Namun, jika kita amati secara saksama di semua masyarakat, kata-A(partheid) selalu membayang dalam berbagai bentuknya. Pada Mei 2008, lebih dari 60 orang tewas dan puluhan ribu mengungsi dalam kerusuhan anti-asing, yang terutama menargetkan orang Mozambik dan Zimbabwe. Apartheid menanamkan ketidakpercayaan yang mendalam pada pihak "lain" dan rasa kepemilikan sumber daya—yang didasari oleh jenis ras, bukan sumbangsih pada masyarakat—yang terbawa hingga masa kini.

Demikian dahsyatnya efek apartheid yang meluas dan sangat brutal itu. Hingga kemudian antara 1948 dan 1994, ketika sistem itu dilucuti, Afrikaans National Party menerapkan pemisahan ras yang ekstrem untuk hampir setiap aspek kehidupan. "Apartheid begitu berhasil memperkaya segelintir orang dengan menindas mayoritas—di samping penahanan demikian banyak orang, pengasingan, penghilangan, kematian tragis—sehingga berakhirnya sistem itu saja tidak cukup untuk memulai perbaikan," ujar Tshepo Madlingozi. Madlingozi adalah dosen hukum senior berusia 31 tahun di Universiteit van Pretoria, dan koordinator advokasi untuk Khulumani Support Group, organisasi yang beranggotakan 58.000 korban kekerasan politik, terutama selama era apartheid. "Kita bisa saja mengatakan, Semua orang kini setara; mari kita kembali ke hidup normal. Itu bisa saja dilakukan orang yang diuntungkan sistem—tetapi hal itu tidak akan menegakkan keadilan restoratif, dan tidak dapat meniadakan kebiasaan rasialisme, kebencian terbuka, atau perasaan rendah diri yang telah berlangsung selama beberapa generasi."

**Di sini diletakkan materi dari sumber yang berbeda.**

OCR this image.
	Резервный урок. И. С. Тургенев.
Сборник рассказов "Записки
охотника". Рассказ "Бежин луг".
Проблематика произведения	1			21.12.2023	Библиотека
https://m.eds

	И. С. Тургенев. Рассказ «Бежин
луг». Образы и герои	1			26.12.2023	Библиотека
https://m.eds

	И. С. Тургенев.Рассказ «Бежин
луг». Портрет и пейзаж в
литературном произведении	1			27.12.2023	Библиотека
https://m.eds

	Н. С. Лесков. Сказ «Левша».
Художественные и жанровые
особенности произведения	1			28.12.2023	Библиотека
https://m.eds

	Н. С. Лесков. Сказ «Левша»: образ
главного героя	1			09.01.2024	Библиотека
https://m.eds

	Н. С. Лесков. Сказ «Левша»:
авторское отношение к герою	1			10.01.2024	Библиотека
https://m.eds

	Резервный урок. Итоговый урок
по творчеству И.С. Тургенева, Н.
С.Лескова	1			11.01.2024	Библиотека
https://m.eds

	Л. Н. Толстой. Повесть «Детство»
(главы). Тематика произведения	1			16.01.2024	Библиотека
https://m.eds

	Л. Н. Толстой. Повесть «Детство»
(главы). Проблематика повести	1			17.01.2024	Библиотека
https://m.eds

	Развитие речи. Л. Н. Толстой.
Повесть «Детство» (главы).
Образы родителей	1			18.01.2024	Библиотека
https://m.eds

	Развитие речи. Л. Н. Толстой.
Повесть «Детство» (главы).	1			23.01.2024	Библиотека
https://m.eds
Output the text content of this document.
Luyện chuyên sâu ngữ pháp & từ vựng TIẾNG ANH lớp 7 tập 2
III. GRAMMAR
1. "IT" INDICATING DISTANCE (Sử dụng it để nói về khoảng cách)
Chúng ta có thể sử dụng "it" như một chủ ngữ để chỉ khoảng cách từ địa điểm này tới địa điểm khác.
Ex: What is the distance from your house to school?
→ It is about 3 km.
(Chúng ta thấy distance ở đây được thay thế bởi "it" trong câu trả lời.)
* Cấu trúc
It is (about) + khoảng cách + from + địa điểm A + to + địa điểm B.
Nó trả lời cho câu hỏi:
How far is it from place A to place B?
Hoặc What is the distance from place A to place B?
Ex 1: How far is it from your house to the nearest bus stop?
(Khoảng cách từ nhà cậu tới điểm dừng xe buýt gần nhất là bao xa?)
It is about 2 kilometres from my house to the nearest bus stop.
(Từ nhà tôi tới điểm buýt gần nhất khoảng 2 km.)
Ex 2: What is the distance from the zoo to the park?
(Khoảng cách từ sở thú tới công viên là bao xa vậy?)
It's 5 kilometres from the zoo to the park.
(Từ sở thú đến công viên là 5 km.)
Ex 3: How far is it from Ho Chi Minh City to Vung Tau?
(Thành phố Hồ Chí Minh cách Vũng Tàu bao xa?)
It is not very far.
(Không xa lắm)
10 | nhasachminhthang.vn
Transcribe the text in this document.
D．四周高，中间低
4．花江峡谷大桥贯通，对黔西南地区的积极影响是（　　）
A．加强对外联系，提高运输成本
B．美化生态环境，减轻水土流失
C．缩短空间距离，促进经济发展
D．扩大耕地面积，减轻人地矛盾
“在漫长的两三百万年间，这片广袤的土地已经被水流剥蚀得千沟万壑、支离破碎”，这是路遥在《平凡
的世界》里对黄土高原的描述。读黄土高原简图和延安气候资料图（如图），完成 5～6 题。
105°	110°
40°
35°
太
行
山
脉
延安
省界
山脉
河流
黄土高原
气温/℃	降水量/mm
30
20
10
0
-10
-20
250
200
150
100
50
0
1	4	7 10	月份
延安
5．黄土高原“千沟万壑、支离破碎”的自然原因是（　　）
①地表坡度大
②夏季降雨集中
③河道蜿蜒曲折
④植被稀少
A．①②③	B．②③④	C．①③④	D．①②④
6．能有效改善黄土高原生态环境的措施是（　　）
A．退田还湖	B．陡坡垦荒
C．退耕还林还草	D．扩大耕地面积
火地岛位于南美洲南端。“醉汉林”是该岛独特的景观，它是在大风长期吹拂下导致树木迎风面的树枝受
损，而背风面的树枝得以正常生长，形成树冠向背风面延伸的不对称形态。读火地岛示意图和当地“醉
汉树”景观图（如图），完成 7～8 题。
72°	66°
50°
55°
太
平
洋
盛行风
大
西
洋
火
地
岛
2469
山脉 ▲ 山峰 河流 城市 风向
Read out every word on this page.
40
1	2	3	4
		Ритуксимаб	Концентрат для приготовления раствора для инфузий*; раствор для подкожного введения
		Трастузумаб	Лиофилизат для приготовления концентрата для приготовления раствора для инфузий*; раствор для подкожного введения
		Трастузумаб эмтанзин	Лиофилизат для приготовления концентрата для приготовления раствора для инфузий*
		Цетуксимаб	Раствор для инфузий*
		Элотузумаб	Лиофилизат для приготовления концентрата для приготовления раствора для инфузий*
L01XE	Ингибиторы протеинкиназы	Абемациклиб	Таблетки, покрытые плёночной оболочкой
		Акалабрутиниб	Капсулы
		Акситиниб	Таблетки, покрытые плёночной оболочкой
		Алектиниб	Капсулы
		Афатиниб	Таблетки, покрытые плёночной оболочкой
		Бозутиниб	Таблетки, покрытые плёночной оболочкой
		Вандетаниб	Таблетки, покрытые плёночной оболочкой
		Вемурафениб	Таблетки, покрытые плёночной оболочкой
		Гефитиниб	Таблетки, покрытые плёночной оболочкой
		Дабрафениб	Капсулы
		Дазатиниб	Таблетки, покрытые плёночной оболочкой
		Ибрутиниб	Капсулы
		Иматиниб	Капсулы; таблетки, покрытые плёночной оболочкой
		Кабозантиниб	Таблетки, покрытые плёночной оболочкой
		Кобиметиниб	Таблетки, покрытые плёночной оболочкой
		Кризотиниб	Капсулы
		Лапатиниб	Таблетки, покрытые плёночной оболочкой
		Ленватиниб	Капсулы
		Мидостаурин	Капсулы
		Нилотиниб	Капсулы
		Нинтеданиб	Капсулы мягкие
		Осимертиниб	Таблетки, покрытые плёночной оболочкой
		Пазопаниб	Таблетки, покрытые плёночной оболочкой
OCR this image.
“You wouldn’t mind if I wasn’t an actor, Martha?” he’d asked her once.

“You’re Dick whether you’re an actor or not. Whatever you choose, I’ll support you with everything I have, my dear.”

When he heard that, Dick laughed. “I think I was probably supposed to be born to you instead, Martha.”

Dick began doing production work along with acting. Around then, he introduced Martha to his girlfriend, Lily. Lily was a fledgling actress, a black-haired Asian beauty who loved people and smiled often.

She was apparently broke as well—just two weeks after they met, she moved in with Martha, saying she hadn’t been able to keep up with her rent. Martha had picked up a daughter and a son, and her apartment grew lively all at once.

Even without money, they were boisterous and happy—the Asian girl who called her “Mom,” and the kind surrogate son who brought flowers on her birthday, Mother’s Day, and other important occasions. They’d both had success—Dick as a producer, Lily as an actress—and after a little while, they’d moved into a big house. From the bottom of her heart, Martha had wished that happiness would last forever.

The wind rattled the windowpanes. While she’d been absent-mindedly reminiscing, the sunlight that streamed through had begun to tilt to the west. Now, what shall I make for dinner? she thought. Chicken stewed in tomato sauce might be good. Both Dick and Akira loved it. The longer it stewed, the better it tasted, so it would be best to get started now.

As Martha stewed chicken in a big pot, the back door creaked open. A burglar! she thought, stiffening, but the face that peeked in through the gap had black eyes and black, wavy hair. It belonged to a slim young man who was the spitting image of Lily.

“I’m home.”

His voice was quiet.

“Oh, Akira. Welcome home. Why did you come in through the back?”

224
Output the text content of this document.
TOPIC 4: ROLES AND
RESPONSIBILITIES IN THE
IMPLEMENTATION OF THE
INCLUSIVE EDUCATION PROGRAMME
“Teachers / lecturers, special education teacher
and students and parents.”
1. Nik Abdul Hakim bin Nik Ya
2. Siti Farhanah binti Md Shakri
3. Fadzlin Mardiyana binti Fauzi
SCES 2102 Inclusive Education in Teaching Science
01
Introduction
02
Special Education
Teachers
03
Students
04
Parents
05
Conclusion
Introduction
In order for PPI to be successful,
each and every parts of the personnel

Sang TahananTak sampai sebulan setelah pemboman Worcester, seorang pemuda berusia 19 tahun bernama Daniel Stephanus "Stefaans" Coetzee, menelepon polisi dari tempat persembunyiannya di sebuah peternakan di tengah dataran tinggi Great Karoo—daerah semigersang yang jarang penduduknya di barat tengah negara itu—dan mengaku bertanggung jawab atas keterlibatannya dalam kejahatan itu. Coetzee memanggil polisi dengan panggilan hormat: "Oom" yang berarti paman bagi orang Afrikaans. Dia mengatakan telah mendengar ada anak-anak yang tewas, dan karena itu dia tak punya pilihan selain menyerahkan diri. Pemuda itu memiliki sopan santun khas pedesaan, dan sikap berjaga-jaga khas pedesaan, seperti kucing.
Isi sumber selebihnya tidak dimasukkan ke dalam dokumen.